We focus a lot of our sales enablement and related efforts on making our products and services easier to sell. We provide training, tools, coaching, support to our sales people. We want them to master everything about our products and solutions so they can easily sell them

But we are missing something important. Just because we are making our offerings easier to sell, doesn’t mean we will sell more.

We need to think about how we make our products easier to buy.

Too often, when I talk about this, people think about the ordering process. They think about on-line shopping carts, other types of electronic ordering, or well trained/polite order entry professionals.

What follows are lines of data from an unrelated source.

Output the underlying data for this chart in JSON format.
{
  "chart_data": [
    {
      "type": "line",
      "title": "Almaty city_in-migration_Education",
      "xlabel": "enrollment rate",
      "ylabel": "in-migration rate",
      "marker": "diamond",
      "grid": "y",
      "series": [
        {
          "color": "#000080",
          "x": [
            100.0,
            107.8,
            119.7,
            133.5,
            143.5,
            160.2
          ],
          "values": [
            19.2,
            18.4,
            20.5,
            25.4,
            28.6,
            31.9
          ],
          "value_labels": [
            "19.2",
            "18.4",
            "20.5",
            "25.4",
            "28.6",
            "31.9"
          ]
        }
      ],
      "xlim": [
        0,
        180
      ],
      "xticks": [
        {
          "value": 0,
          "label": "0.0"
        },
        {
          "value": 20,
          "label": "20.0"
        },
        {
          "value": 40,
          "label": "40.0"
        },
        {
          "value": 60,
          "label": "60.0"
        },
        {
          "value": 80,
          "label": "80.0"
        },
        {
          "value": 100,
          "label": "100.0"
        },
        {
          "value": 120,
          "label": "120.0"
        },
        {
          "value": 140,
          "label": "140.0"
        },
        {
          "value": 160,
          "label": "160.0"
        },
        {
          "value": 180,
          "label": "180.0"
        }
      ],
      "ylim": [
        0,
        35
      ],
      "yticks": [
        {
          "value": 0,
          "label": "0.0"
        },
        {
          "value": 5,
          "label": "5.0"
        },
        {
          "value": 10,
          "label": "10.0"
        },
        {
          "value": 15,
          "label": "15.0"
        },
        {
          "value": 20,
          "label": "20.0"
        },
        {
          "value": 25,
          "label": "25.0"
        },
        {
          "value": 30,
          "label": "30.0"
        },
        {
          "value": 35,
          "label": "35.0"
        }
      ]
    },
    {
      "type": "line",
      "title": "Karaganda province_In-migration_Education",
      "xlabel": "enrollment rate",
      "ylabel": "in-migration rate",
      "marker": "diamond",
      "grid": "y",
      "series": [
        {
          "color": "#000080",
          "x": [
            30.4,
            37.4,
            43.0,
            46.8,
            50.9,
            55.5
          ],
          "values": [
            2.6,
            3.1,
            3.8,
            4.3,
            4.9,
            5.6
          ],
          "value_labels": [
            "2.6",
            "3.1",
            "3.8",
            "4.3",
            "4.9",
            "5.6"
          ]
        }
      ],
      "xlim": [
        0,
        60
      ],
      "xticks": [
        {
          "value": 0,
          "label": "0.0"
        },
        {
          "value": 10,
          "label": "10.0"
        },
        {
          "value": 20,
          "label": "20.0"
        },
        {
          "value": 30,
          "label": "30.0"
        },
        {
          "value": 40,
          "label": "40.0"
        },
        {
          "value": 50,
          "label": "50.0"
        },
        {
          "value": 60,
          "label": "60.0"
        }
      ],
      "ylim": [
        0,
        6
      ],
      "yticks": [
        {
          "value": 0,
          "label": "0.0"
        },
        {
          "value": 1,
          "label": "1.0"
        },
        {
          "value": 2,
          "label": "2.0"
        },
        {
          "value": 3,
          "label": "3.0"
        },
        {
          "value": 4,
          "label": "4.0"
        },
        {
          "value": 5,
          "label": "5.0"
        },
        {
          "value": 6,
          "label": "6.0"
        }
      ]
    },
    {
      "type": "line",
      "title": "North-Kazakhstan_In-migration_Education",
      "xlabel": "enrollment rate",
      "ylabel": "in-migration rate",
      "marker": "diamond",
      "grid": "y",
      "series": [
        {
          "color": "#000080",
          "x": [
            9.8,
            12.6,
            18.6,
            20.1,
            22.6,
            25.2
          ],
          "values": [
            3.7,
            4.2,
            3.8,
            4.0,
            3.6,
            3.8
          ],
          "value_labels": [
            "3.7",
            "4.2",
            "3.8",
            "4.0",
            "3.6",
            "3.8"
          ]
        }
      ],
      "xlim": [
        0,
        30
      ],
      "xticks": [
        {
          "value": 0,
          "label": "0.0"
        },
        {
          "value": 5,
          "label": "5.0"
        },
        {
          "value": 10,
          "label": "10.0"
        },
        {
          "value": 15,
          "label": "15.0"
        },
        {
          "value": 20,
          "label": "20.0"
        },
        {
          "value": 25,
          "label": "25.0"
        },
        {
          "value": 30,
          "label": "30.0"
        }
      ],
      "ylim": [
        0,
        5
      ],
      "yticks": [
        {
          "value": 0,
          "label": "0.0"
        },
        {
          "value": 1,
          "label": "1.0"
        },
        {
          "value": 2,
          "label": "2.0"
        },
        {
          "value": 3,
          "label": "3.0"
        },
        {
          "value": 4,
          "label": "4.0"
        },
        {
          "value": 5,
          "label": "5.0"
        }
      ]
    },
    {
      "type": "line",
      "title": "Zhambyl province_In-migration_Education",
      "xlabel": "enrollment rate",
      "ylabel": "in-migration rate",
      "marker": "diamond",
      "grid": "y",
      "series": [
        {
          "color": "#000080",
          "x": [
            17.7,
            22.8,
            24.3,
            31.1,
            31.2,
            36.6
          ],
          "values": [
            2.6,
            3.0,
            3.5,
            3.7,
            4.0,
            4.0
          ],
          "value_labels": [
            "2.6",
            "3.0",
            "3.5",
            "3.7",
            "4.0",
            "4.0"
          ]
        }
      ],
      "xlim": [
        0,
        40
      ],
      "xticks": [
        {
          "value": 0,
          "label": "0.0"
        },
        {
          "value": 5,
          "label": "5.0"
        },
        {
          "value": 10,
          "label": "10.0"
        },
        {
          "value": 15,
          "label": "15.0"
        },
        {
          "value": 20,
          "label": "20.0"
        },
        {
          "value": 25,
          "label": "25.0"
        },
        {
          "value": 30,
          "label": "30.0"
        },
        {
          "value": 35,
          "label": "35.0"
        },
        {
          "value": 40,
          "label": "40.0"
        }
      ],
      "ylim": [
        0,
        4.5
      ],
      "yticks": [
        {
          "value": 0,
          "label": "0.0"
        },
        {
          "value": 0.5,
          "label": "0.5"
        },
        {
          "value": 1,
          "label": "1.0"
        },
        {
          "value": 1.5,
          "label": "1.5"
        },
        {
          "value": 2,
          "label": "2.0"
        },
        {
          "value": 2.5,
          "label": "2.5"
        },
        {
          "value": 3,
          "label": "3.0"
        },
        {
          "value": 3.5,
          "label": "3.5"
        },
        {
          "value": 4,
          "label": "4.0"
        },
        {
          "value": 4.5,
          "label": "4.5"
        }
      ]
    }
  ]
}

While we shouldn’t overlook that, we need, instead, to think of the customer buying journey. We need, at each step, think about, “How do we make it easier for them to accomplish this step? How do we make them, first, more effective, then more efficient? How do we help each person in the buying team learn what they need to learn? How do we help them more effectively align around what they are trying to achieve?”

The magic is, the easier we make it for them to execute their buying journey, the easier we make it for us (or our partners) to sell.

Sometimes, we make it hard to buy, because we offer our customers too much choice. We want to demonstrate the richness, functionality, and capability of our solutions. We inundate our customers with endless feature/function comparisons, believing that having more than our competition is better.

We dump endless data sheets, case studies, marketing brochures on them. In demos, we tediously show every feature, function, capability of our products.

Instead of making it easier for them to buy, we confuse them. We make it more difficult to make a choice because we have overwhelmed them.

What if we changed how we engage our customers. Understanding what they are trying to do, understanding what they believe they need, helping them learn about new things that might help them and agreeing on those.

Then what if we just presented our solutions in the context of those priorities. And we ignored confusing the customer with all of our favorite features and functions, focusing only on those issues we and the customer have agreed are most important.

Our customers are overwhelmed with complexity. Too often, we add to that complexity, presenting all the richness of our solutions, and increasing the perceived complexity. And all our competitors are doing the same thing. Soon, they are overwhelmed with decisions and choice.

Our customers just want to achieve their goals—and they want to do it as simply as possible. Sometimes, simplifying, reducing the number of choices, makes it so much simpler and easier to buy.

Making our offerings easier to buy, makes them so much easier to sell.